En cette saison de Noël 2022, Esprit de la Liturgie publie en feuilleton une synthèse des connaissances disponibles sur l’histoire des Noëls populaires en France, par notre ami Louis-Marie Salaün, que nous remercions et félicitons pour ce travail considérable, abondamment sourcé et annoté, et d’une grande érudition, auquel nous souhaitons une large diffusion. Les appels de notes renvoient à la fin de l’article.

Louis-Marie Salaün est passionné par le chant liturgique (spécialement le chant grégorien), les musiques anciennes (médiévale,  Renaissance et baroque) et traditionnelles. Il s’intéresse beaucoup aux pratiques vocales liés au chant liturgique. Depuis plusieurs années il s’intéresse de très près à la musicologie et a la liturgie (pour les deux formes du rit romain). Il possède une longue pratique du chant dans le cadre liturgique (chantre en paroisse, chef de chœur, choriste et chantre de schola). Il est actuellement chantre à la cathédrale de Troyes, membre du chœur grégorien et du chœur polyphonique de cette même cathédrale. Il pratique la musique (instruments anciens et traditionnels) au sein de formations amateur qu’il a lui-même fondé.


Introduction

Pour reprendre les mots d’un musicien et harmonisateur bien connu1, on peut affirmer avec raison que « peu de thèmes ont été plus abondamment et mieux chantés par les peuples que celui de la Nativité ». Et c’est très vrai pour ne parler que de notre France, où les noëls, dit-il « forment la veine la plus féconde de toute la lyrique populaire ».

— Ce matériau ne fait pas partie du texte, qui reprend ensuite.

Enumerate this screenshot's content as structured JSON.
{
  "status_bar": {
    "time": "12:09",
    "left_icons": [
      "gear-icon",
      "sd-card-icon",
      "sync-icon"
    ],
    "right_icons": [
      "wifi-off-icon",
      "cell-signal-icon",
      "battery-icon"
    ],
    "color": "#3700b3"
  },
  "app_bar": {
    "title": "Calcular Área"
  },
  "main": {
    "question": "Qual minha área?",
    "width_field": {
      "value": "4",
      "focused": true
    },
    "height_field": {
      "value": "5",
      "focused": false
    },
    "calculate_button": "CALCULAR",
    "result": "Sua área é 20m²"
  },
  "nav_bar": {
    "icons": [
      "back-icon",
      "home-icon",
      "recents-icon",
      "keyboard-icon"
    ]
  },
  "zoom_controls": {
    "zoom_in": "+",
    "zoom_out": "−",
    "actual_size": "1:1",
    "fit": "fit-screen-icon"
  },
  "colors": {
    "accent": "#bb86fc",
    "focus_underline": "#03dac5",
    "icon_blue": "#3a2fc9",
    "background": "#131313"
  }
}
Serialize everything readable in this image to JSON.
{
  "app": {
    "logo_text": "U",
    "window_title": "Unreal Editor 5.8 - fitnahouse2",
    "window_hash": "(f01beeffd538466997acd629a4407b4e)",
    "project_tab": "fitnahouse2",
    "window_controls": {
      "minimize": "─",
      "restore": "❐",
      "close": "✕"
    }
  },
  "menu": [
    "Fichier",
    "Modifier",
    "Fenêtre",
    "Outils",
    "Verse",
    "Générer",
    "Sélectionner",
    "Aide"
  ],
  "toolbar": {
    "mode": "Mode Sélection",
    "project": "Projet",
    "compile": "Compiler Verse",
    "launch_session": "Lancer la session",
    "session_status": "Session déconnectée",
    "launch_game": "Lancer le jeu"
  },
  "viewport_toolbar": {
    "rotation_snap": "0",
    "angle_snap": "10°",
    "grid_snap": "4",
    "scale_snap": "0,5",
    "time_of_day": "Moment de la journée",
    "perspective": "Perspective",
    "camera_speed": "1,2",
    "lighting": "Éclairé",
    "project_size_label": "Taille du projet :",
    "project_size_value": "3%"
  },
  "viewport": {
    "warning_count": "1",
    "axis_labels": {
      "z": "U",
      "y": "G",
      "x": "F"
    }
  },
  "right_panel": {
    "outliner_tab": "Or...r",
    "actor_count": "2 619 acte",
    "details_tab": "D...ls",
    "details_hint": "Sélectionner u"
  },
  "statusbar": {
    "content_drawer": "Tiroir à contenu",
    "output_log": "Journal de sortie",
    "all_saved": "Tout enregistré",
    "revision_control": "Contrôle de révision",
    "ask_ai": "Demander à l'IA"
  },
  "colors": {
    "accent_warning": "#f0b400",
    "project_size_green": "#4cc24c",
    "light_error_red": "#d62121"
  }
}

En effet, s’il est des chants qui nous sont familiers et que nous aimons à entendre et chanter quand vient Noël, ce sont bien nos beaux noëls populaires. Ils nous sont devenus familiers mais connaît-on vraiment leurs origines, leur Histoire…et leurs histoires ?

Le but de notre document – sans prétendre être une étude musicologique complète sur le sujet – est d’informer le lecteur sur l’origine de cette tradition musicale des noëls populaires, et de donner un aperçu d’ensemble sur ce répertoire si particulier, si riche, si varié et si beau. Nos sources nous permettrons d’aborder un peu plus en détail le répertoire de telle ou telle province, pour être au plus près de nos traditions locales.

Parce que la fête de Noël est intimement liée à notre religion catholique, nous évoquerons les connexions étroites entre ces airs populaires et le chant grégorien, qui fut à partir du IXème siècle2 à l’origine de la naissance de la polyphonie. Nous verrons également le parcours du noël populaire au fil des époques, entre liturgie et « paraliturgie ».

Entrons sans plus tarder à la découverte de ces timbres et textes qui, chacun à leur manière, dans leur langue, leur patois, leur dialecte célèbrent depuis huit siècles, la naissance du Sauveur et la joie de Noël.

1. Pourquoi chanter Noël

Puisque Noël est avec Pâques, l’une des plus grandes fêtes liturgiques de la religion catholique, et que la liturgie accorde une place importante au chant, il nous est bon d’entamer notre sujet en nous posant cette question : pourquoi nous chrétiens, chantons-nous ?
Nous chantons parce que nous sommes sauvés, et parce que nous répondons à la Parole de Dieu par le chant. Dans l’histoire du Salut, à l’intervention salvatrice de Dieu il y a une réponse de l’homme sauvé, par le chant. Au long de l’Histoire Sainte, quand Dieu intervient pour sauver un homme ou un peuple, celui-ci répond en chantant : cantique de Daniel, cantique de Jonas3

Comment ne pas imaginer que cette nuit bénie, alors que le peuple d’Israël attendait depuis si longtemps la venue du Sauveur, qui devait racheter la faute de nos premiers parents et nous rendre l’héritage céleste si malheureusement compromis4, fut l’occasion de chanter la gloire de Dieu ? De la même manière que Zacharie chanta le Benedictus après avoir recouvré la vue à l’annonce de la naissance de Jean-Baptiste, que la Sainte Vierge chanta le Magnificat après avoir reçu de l’ange l’annonce qu’elle enfantera le Sauveur et que Siméon chanta le Nunc Dimittis lors de la présentation de Jésus au temple, on peut imaginer que les anges et les bergers chantèrent la naissance du Sauveur.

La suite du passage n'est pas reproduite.